Que sont mes confrères prêtres devenus?
C'est l'histoire de bien des prêtres retraités du diocèse de Nicolet ...
Par Lionel Émard, prêtre [17/06/2022]
La réponse à cette question, je la trouve dans ces mots du poète Rutebeuf (1230-1285) :
Que sont mes amis devenus
Que j'avais de si près tenus
Et tant aimés
Ils ont été trop clairsemés
Je crois le vent les a ôtés
L'amour est morte
C'est l'histoire de bien des prêtres retraités du diocèse de Nicolet et, je suppose, celle de bien des prêtres des autres diocèses du Québec. Ça sera aussi la mienne. Oui, le vent a soufflé sur ces prêtres. Ils sont partout et nulle part. Ils sont seuls et invisibles. Ils ne se visitent pas; l'âge et la distance les tiennent éloignés les uns des autres. Les quelques prêtres qui les ont remplacés ne les visitent pas; ils sont trop peu nombreux et surchargés. Hier, ces prêtres parlaient, ils étaient adulés; aujourd'hui, ils se taisent et sont oubliés. Pourquoi se taisent-ils? Ils sont de la génération qui a été témoin du départ de plusieurs de leurs confrères prêtres. Ces départs furent vécus en silence. Ils n'ont pas osé poser publiquement cette question: « Lui, pourquoi abandonne-t-il? Moi, pourquoi, je reste? » Pourquoi ne l'ont-ils pas posée? S'ils l'avaient posée, on leur aurait répondu, comme on m'a répondu: « Ce n'est pas le moment de poser cette question. » Le moment n'est jamais venu. Ces mêmes prêtres portent aussi en eux, même s'ils ne le disent pas, le poids de la culpabilité des agressions sexuelles, commises sur des enfants, par des confrères prêtres. Certes, on ne les accuse pas personnellement, mais lorsqu'ils entendent encore aujourd'hui, « Un prêtre a été accusé de... », ils baissent l'échine; ils se taisent, craignant d'être perçues comme des personnes qui défendent l'indéfendable.

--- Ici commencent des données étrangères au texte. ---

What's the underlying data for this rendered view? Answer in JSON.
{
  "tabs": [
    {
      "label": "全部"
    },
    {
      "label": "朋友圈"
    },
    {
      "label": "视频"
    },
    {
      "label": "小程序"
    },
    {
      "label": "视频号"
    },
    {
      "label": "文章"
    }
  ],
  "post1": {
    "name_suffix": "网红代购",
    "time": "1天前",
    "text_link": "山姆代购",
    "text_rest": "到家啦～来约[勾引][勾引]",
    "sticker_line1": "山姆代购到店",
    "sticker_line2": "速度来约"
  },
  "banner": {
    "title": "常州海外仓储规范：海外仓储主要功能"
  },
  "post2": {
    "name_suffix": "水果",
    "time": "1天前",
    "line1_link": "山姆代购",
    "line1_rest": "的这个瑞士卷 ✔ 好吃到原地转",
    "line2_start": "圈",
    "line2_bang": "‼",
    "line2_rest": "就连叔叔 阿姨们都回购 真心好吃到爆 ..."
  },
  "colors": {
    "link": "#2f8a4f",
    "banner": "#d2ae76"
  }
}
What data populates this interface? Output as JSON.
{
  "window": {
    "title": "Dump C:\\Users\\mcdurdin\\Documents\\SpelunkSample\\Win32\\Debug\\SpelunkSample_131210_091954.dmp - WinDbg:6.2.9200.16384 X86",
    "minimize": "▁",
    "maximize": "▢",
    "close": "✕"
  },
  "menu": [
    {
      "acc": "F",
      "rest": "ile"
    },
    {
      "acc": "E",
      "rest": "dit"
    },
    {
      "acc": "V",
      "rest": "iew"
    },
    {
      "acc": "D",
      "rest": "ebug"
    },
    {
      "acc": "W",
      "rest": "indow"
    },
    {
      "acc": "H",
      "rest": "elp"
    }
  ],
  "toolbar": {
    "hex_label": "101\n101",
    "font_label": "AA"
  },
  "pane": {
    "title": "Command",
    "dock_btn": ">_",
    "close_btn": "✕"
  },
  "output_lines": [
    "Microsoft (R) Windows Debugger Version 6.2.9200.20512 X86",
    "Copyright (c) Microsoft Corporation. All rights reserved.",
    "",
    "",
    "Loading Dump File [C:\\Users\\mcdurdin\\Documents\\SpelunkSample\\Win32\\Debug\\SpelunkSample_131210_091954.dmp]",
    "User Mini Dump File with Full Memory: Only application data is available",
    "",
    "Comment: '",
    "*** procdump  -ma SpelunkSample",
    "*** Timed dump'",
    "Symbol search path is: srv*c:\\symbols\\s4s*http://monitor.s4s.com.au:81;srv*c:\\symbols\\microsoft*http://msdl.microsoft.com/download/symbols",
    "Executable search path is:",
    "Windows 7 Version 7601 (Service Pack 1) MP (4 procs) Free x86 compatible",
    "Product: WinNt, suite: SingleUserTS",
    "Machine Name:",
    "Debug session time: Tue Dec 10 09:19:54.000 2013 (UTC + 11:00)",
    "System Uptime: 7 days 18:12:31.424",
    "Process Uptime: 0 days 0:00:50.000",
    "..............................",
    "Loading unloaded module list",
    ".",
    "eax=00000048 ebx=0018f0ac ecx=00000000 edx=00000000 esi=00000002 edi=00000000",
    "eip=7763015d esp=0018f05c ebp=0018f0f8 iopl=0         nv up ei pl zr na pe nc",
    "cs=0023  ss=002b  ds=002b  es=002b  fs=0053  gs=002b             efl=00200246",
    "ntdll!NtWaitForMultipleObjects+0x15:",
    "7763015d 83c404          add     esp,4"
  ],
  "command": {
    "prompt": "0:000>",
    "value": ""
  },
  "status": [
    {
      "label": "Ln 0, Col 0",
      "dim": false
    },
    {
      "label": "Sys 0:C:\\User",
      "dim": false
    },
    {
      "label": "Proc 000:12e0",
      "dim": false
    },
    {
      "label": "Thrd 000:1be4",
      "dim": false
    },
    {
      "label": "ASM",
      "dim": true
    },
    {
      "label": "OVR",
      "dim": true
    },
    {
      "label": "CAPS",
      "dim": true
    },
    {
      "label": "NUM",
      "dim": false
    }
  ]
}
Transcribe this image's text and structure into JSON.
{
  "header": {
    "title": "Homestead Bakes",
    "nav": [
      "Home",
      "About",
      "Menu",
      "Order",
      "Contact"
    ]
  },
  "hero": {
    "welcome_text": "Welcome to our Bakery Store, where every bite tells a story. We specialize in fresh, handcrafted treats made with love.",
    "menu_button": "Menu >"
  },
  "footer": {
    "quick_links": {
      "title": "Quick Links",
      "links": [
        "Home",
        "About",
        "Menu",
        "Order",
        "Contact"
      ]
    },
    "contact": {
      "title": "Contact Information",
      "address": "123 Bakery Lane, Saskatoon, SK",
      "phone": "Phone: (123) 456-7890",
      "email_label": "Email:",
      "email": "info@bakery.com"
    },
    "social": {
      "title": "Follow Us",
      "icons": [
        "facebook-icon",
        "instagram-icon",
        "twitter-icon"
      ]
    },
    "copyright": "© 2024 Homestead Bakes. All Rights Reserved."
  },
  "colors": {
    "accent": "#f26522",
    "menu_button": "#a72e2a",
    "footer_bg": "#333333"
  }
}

Des actions sérieuses ont été entreprises pour que ces crimes sur des enfants ne se commettent plus. Une question demeure; elle a-t-elle été débattue dans des rencontres de prêtres ou en Église? « Comment des prêtres de Jésus Christ, censé le représenter, en sont venus à commettre de tels crimes malgré cet avertissement sévère de Jésus »: « Mais si quelqu'un doit scandaliser l'un de ces petits qui croient, il serait mieux pour lui de se voir passer autour du cou une de ces meules que tournent les ânes et d'être jetés à la mer ».
À observer l'état actuel de l'Église du Québec et des paroisses, que pensent ces prêtres que le vent a balayés? Ils pensent mais ne parlent pas. Pourquoi n'entendons-nous pas de leur bouche ces mots: Nous avons échoué? Peu importe leur réponse, ils seront accusés de manquer de foi et d'espérance. On peut formater la raison pour ne pas dire le mot échec, mais pas le cœur. Le sentiment d'échec est au niveau du cœur. Un cœur blessé se tait, par crainte d'aggraver sa blessure.
Lorsqu'un de ces prêtres décède, à part quelques exceptions, à ses funérailles, seules quelques têtes blanches sont présentes, comme aux messes du dimanche. Un autre signe que l'annonce de l'Évangile de Jésus Christ n'a pas rejoint et ne rejoint pas la nouvelle génération. Oui, « L'amour est mort ».